Mettre en lumière le cacao togolais

Les actions entreprises au Togo s’inscrivent dans cette logique vertueuse. En collaboration avec le département des Yvelines, qui souhaitait accompagner la filière cacao locale, Chocolatiers et Pâtissiers du Monde a fédéré une dizaine de chocolatiers afin de participer à la création d’un centre post-récolte : « Le Togo est un petit pays producteur, et son cacao est souvent mal fermenté. Pourtant, lorsqu’il est travaillé correctement, il offre des notes maltées et un caractère doux et rond très agréable. La région de Blitta, où le centre a été construit, est celle des « savanes humides ». Le cacao qui en sera issu reprendra cette appellation. » L’opération a été rendue possible par la collaboration avec l’association locale Passaï, qui a coordonné et suivi les travaux aux côtés de l’organisation internationale UAD. L’inauguration, organisée le 3 juin dernier, a rassemblé une vingtaine de chocolatiers.

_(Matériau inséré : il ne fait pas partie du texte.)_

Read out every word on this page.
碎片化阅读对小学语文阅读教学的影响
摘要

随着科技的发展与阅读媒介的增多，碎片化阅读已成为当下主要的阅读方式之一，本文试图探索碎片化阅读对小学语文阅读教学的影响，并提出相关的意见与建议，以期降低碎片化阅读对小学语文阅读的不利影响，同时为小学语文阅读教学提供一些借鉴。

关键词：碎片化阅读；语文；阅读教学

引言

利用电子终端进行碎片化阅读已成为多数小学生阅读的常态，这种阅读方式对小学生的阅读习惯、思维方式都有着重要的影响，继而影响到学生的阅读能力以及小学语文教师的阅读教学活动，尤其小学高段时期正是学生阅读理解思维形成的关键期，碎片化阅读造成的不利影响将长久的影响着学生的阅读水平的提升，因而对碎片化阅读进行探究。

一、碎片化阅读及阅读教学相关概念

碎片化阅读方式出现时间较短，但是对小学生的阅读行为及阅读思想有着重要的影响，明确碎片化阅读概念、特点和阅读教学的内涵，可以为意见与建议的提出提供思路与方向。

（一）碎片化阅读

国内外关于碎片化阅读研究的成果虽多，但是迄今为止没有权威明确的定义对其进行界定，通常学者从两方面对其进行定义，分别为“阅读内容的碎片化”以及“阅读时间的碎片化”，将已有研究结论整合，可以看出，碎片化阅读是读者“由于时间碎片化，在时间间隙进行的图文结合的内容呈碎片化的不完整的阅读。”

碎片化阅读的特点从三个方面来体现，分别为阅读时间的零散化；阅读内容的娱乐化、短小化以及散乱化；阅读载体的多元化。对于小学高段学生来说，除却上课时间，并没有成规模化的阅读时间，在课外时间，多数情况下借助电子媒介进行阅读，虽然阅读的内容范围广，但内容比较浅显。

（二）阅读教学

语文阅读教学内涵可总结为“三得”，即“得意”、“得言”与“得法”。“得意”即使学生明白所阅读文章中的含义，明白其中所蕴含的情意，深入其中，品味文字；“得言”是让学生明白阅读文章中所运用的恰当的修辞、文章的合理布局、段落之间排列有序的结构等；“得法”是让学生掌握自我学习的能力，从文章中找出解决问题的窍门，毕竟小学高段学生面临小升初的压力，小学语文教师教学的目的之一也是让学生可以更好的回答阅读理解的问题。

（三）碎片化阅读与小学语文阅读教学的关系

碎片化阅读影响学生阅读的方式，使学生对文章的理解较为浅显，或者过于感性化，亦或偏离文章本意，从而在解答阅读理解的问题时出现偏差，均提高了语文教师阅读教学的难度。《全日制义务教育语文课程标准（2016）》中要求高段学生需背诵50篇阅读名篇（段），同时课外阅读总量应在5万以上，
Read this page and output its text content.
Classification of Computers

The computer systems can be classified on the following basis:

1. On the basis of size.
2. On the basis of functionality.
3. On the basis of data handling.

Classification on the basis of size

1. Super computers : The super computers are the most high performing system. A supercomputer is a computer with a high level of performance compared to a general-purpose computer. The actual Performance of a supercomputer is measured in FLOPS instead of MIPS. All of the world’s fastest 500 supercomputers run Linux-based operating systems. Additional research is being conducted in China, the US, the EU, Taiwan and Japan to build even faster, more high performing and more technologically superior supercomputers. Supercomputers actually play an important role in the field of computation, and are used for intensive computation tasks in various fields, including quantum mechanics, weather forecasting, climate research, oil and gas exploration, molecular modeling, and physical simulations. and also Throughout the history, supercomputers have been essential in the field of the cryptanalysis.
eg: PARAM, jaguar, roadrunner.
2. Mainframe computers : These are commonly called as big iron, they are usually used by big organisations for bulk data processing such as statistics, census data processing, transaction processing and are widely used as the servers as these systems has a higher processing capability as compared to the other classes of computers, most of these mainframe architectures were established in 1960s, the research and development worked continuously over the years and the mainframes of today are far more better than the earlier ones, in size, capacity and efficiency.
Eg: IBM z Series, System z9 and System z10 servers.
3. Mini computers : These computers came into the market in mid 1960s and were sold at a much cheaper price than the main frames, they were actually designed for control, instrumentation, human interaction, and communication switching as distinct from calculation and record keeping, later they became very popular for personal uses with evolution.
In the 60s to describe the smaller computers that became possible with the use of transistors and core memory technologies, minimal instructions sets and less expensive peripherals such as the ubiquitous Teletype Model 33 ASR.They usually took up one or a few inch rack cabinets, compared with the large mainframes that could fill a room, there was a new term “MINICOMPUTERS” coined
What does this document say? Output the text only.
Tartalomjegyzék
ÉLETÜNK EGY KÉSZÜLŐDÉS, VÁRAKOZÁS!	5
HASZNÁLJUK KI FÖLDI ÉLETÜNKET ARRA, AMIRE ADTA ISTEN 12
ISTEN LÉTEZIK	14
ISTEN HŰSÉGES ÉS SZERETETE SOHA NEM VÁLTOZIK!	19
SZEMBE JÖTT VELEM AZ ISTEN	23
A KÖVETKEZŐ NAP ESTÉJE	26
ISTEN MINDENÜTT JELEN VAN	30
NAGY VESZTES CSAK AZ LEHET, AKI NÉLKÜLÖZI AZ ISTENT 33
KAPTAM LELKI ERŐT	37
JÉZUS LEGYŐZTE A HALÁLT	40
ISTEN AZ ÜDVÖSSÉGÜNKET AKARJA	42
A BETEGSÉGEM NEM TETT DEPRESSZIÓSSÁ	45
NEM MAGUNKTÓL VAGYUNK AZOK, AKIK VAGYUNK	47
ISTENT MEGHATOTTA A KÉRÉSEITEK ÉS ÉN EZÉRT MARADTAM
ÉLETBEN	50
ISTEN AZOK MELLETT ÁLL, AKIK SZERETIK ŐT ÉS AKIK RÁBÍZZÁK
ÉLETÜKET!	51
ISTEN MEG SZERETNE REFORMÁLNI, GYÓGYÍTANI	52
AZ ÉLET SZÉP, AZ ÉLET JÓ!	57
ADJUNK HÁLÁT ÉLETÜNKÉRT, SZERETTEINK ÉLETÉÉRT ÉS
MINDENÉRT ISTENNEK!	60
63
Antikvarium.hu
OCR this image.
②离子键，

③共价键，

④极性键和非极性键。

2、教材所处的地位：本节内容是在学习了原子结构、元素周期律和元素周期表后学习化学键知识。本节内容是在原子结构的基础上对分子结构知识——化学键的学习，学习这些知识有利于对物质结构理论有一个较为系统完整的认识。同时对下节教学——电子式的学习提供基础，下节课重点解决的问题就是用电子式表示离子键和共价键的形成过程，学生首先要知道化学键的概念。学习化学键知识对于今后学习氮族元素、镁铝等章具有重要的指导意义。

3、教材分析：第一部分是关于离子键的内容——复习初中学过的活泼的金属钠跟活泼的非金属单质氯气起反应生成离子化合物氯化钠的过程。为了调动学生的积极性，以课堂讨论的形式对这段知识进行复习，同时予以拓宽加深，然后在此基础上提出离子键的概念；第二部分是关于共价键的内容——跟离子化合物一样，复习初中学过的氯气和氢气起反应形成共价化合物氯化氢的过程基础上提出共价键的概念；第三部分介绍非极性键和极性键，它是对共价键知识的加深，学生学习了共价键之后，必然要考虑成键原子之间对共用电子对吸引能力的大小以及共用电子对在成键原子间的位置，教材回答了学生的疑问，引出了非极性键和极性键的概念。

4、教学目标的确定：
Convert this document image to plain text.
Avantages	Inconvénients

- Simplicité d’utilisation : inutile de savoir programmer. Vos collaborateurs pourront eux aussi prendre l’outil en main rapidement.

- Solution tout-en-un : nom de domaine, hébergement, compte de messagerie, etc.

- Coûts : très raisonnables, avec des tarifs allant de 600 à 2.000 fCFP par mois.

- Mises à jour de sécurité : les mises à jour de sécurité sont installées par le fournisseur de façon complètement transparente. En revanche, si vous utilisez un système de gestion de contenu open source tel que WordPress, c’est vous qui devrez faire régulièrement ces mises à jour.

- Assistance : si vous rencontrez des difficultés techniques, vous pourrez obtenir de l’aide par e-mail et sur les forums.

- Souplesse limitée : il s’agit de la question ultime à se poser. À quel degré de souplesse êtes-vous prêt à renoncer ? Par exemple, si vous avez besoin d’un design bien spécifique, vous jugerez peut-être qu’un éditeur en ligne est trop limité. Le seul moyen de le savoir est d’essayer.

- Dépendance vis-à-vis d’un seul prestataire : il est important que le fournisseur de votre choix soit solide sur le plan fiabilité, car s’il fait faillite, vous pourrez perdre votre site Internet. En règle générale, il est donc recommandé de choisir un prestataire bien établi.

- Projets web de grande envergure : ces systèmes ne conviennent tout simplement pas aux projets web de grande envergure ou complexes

Abdel El Baïz (L'Artisan du Chocolat), engagé dans le projet et absent pour des raisons de santé, a salué « l'aboutissement de cette étape majeure pour un cacao plus qualitatif ». Plusieurs institutionnels avaient fait le déplacement, à l’image d’Enselme Gouthon, à la tête du Comité de coordination des filières café et cacao (CCFCC), de Marie-Hélène Aubert, 2e vice-présidente du département des Yvelines ou encore de Christophe Nicolas, maire d’Evecquemont. La présence de la sphère professionnelle a permis de marquer le point de départ de l’histoire : en définissant leurs volumes de commande, ils peuvent donner de la visibilité aux planteurs. « L’installation ne fonctionnera qu’en fonction de la demande, et permettra de mieux valoriser le cacao produit sur le territoire. L’enjeu est désormais de trouver de nouveaux acteurs pour nous rejoindre et faire grandir ce projet », conclut Christophe Bertrand.